In the final stages of a marathon June 1 session in the California Assembly, divided state lawmakers defeated a proposal to extend the state's cap-and-trade program through 2030, a key component of California's bid to slash greenhouse gas emissions 40% below 1990 levels by that time. The program's legal authority currently expires after 2020, a fact that has contributed to a recent slump in auctions of carbon emissions allowances.
Failing on a 35-39 vote in the Democrat-dominated body, Assembly Bill 378 stumbled over concerns among Republicans and pro-business Democrats about the creation of new air-quality standards for industrial facilities, in addition to Gov.

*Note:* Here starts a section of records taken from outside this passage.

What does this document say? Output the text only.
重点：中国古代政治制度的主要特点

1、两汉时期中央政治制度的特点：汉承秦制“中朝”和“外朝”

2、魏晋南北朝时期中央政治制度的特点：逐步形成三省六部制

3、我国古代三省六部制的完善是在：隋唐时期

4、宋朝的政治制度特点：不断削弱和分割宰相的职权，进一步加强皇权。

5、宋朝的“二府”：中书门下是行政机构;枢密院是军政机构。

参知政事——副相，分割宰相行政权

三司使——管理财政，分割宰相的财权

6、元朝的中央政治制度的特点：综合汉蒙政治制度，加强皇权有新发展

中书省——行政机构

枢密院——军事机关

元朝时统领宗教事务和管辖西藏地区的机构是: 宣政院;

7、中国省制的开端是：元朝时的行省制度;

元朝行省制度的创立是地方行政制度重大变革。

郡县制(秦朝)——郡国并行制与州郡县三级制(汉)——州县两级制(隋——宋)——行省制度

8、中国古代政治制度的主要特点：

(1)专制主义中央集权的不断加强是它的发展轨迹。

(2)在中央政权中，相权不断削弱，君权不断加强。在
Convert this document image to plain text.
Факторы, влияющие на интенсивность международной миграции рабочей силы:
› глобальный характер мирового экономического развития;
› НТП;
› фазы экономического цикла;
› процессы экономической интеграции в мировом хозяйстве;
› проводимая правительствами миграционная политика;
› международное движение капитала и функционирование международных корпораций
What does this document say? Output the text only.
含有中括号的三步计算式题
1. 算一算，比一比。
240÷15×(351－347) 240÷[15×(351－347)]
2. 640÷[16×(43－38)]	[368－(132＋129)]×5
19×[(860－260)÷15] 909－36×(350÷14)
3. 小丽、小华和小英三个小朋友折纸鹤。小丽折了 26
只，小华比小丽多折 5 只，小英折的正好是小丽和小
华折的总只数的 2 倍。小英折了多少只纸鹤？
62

Jerry Brown's refusal to sign a cap-and-trade extension bill without a two-thirds majority. A.B. 378 sought only simple majority consent. A still active bill in the Senate, S.B. 775, would deliver two-thirds approval to circumvent an ongoing legal challenge to the program on the claim that it represents an illegal tax. The Senate bill, however, does not seek to integrate local pollution controls with the cap-and-trade program.
"As I look at the two bills we've been talking about, air quality is an issue we need to deal with," said Republican Assemblyman Rocky Chávez, who opposed the bill, on the Assembly floor. "But the bigger issue is actually carbon... once we deal with that we can talk about the smaller issue of air quality."
Other opponents criticized the bill's "command-and-control" approach to reducing air pollution, compared to the "market-based" cap-and-trade program.
But lawmakers from especially polluted districts defended the measure. "The issue of air pollution isn't a small issue... it is a very important issue, particularly in my district where seven out of 10 children suffer from respiratory disease," countered Assemblyman Eduardo Garcia, a Democrat who represents Imperial County, which borders Mexico. The law that set the state's emissions reductions target at 40% succeeded in the last session only with the passage of Garcia's companion bill, A.B. 197, which directed the Air Resources Board to prioritize regulations to protect disadvantaged communities. Garcia called the addition of air quality provisions a "starting point to be able to put together cap-and-trade 2.0."
"Big oil won but this fight is not over," said Cristina Garcia, the author of the bill, in a June 2 post on Twitter. "There is a lot to talk about how ambitious our climate goals are and how far we've gone," Garcia said on the Assembly floor ahead of the vote. "But I also want to emphasize how challenging our air quality goals are as well, and the devastating effects on my community and many others around the state."